Modelling and experimental characterisation of mechanical vibration propagation in the upper limb when using rotary handheld machinery

Outline of reasons and objectives
Today, in France, approximately 11% of salaried workers are exposed to vibration transmitted to the upper limb. Prolonged exposure to high levels of vibration can lead to a certain number of pathologies. To try and protect workers, daily exposure to vibration is governed by regulations and is assessed in compliance with a measurement standard that currently does not guarantee sufficient protection for workers if we consider vascular disorders such as Raynaud’s phenomenon.

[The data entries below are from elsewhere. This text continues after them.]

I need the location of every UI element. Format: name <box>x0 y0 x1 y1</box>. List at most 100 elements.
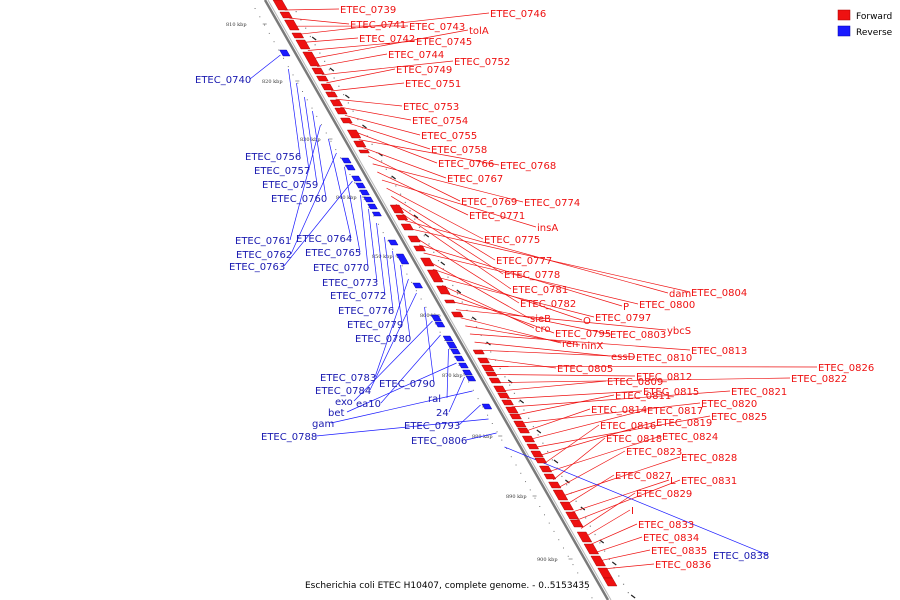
forward-gene-label: ETEC_0805 <box>557 364 613 375</box>
forward-leader-line <box>590 523 638 545</box>
forward-gene-label: ETEC_0741 <box>350 20 406 31</box>
ruler-dot <box>273 41 275 43</box>
reverse-gene-label: exo <box>335 397 353 408</box>
reverse-gene-label: ral <box>428 394 441 405</box>
ruler-dash <box>329 67 335 72</box>
reverse-gene-feature <box>363 196 374 203</box>
ruler-dot <box>433 251 435 253</box>
ruler-dot <box>382 232 384 234</box>
forward-gene-label: ETEC_0795 <box>555 329 611 340</box>
ruler-dot <box>581 580 583 582</box>
forward-gene-feature <box>590 555 606 567</box>
ruler-dot <box>594 533 596 536</box>
forward-gene-label: ETEC_0826 <box>818 363 874 374</box>
ruler-dot <box>434 323 436 325</box>
forward-gene-label: ETEC_0755 <box>421 131 477 142</box>
ruler-dot <box>504 376 506 378</box>
forward-gene-label: ETEC_0812 <box>636 372 692 383</box>
ruler-dot <box>562 547 564 549</box>
ruler-dot <box>561 475 563 477</box>
forward-leader-line <box>553 437 606 481</box>
forward-leader-line <box>312 29 469 59</box>
reverse-gene-feature <box>367 203 378 210</box>
forward-gene-label: ETEC_0823 <box>626 447 682 458</box>
genome-backbone-shadow <box>267 0 612 600</box>
forward-gene-feature <box>488 377 502 384</box>
forward-leader-line <box>571 479 670 513</box>
legend: Forward Reverse <box>837 9 893 38</box>
forward-gene-feature <box>509 413 522 420</box>
ruler-dot <box>566 484 568 486</box>
forward-leader-line <box>400 212 512 290</box>
gene-labels: ETEC_0739 ETEC_0741 ETEC_0743 ETEC_0746 ETEC… <box>195 5 874 571</box>
forward-gene-feature <box>505 406 519 414</box>
ruler-dot <box>603 550 606 552</box>
forward-gene-label: O <box>583 316 591 327</box>
ruler-dot <box>452 284 454 287</box>
ruler-dot <box>306 99 308 101</box>
forward-gene-feature <box>340 117 353 124</box>
scale-tick-label: 830 kbp <box>300 137 321 143</box>
forward-gene-label: ETEC_0751 <box>405 79 461 90</box>
forward-gene-label: ETEC_0749 <box>396 65 452 76</box>
forward-gene-label: L <box>670 476 676 487</box>
reverse-gene-label: ETEC_0761 <box>235 236 291 247</box>
ruler-dot <box>354 182 356 184</box>
reverse-gene-label: ea10 <box>356 399 381 410</box>
forward-gene-feature <box>302 51 321 67</box>
reverse-gene-label: ETEC_0762 <box>236 250 292 261</box>
ruler-dot <box>490 351 492 353</box>
forward-leader-line <box>367 155 461 202</box>
forward-leader-line <box>465 325 581 346</box>
forward-leader-line <box>386 187 484 240</box>
forward-gene-label: ETEC_0835 <box>651 546 707 557</box>
forward-leader-line <box>557 450 626 489</box>
ruler-dot <box>442 268 444 270</box>
reverse-leader-line <box>384 236 394 311</box>
forward-gene-label: ETEC_0814 <box>591 405 647 416</box>
ruler-dot <box>618 575 620 577</box>
reverse-leader-line <box>283 180 353 267</box>
ruler-dash <box>344 94 350 99</box>
ruler-dot <box>414 218 416 220</box>
ruler-dot <box>482 406 484 408</box>
reverse-gene-label: ETEC_0756 <box>245 152 301 163</box>
forward-leader-line <box>566 474 615 505</box>
forward-gene-label: ETEC_0743 <box>409 22 465 33</box>
reverse-leader-line <box>289 124 321 241</box>
ruler-dash <box>471 316 477 321</box>
forward-gene-feature <box>320 83 334 91</box>
forward-gene-feature <box>559 501 574 511</box>
reverse-gene-label: gam <box>312 419 334 430</box>
ruler-dot <box>461 301 463 303</box>
ruler-dot <box>586 589 588 590</box>
ruler-dot <box>363 198 365 200</box>
forward-gene-feature <box>576 531 593 543</box>
ruler-dot <box>463 373 465 375</box>
reverse-gene-label: ETEC_0776 <box>338 306 394 317</box>
forward-leader-line <box>354 131 438 164</box>
forward-gene-feature <box>481 364 495 372</box>
forward-gene-feature <box>316 75 329 82</box>
forward-gene-feature <box>552 489 569 501</box>
reverse-gene-label: ETEC_0779 <box>347 320 403 331</box>
ruler-dot <box>567 555 569 557</box>
forward-gene-feature <box>334 107 348 115</box>
reverse-gene-label: ETEC_0740 <box>195 75 251 86</box>
ruler-dot <box>529 489 531 491</box>
reverse-gene-feature <box>430 314 442 322</box>
legend-swatch-forward <box>837 9 851 21</box>
forward-leader-line <box>599 549 651 562</box>
ruler-dash <box>424 233 430 238</box>
reverse-gene-label: ETEC_0757 <box>254 166 310 177</box>
forward-gene-label: sieB <box>530 314 551 325</box>
ruler-dot <box>622 583 625 585</box>
forward-gene-feature <box>295 39 311 50</box>
forward-gene-label: ren <box>562 339 578 350</box>
ruler-dot <box>501 439 503 441</box>
reverse-gene-feature <box>465 375 477 382</box>
ruler-dot <box>316 115 318 117</box>
ruler-dot <box>377 223 379 225</box>
forward-leader-line <box>543 424 600 464</box>
reverse-leader-line <box>344 166 361 253</box>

Our ultimate aim is to provide knowledge enabling certain physiopathological effects of vibration on
the digital vascular system to be better taken into account in the standardised method for assessing exposure to vibration. This study therefore aims to measure and to predict the mechanical effects of the vibration transmitted to the hand-finger system and to assess the influence of certain factors on vibration propagation (gripping force, pushing force, amplitude of the vibration, etc.).

Approach
At the scale of the hand, an experimental setup was implemented using a scanning laser vibrometer, which made it possible to estimate the local biomechanical characteristics at the surface of the dorsal face of a hand gripping a vibrating handle. At the scale of the phalange, a test setup was built to measure the biodynamic response of the vibrated pre-stressed phalange. In addition, an appropriate numerical mathematical model was developed for simulating the same experimental conditions, and for calculating the thermo-mechanical magnitudes inside the biological tissues of the finger, such data being difficult to access by experimentation. All of the measurements were taken on a group of 20 volunteers, under a biological research protocol.

Main results
The local biomechanical responses at the surface of the hand were spatially heterogeneous. They highlighted zones of high vibration absorption (soft tissues) and zones of low vibration absorption (metacarpals). Compared with the pushing forces or thrust forces, the gripping forces were of predominant significance in vibration transfer between the wrist and the hand. The measurements showed that the phalanges had mechanical behaviour similar to that of certain elastomers with a flexibility that varied little, up to 125 Hz, and then high stiffening above that frequency. For the numerical model, a new mechanical behaviour relationship, based on physiological considerations, was devised.
The associated parameters were then identified (test/calculation error less than 8%).

Discussion
As regards prevention, the measurement methodologies developed can be used to characterise the vibration attenuation performance of anti-vibration solutions (gloves, and handles). Charts giving contours for dissipated power as a function of acceleration level and frequency of vibration have been established. They offer a potential avenue to explore for changing the standard for measuring exposure to vibration. From a scientific viewpoint, the numerical model designed and validated in this study constitutes the first stage in a multi-scale strategy whose ultimate objective is to predict certain effects of vibration on deregulation of basal arterial vasoconstriction by taking
into account the coupling between mechanics, biology, and physiology.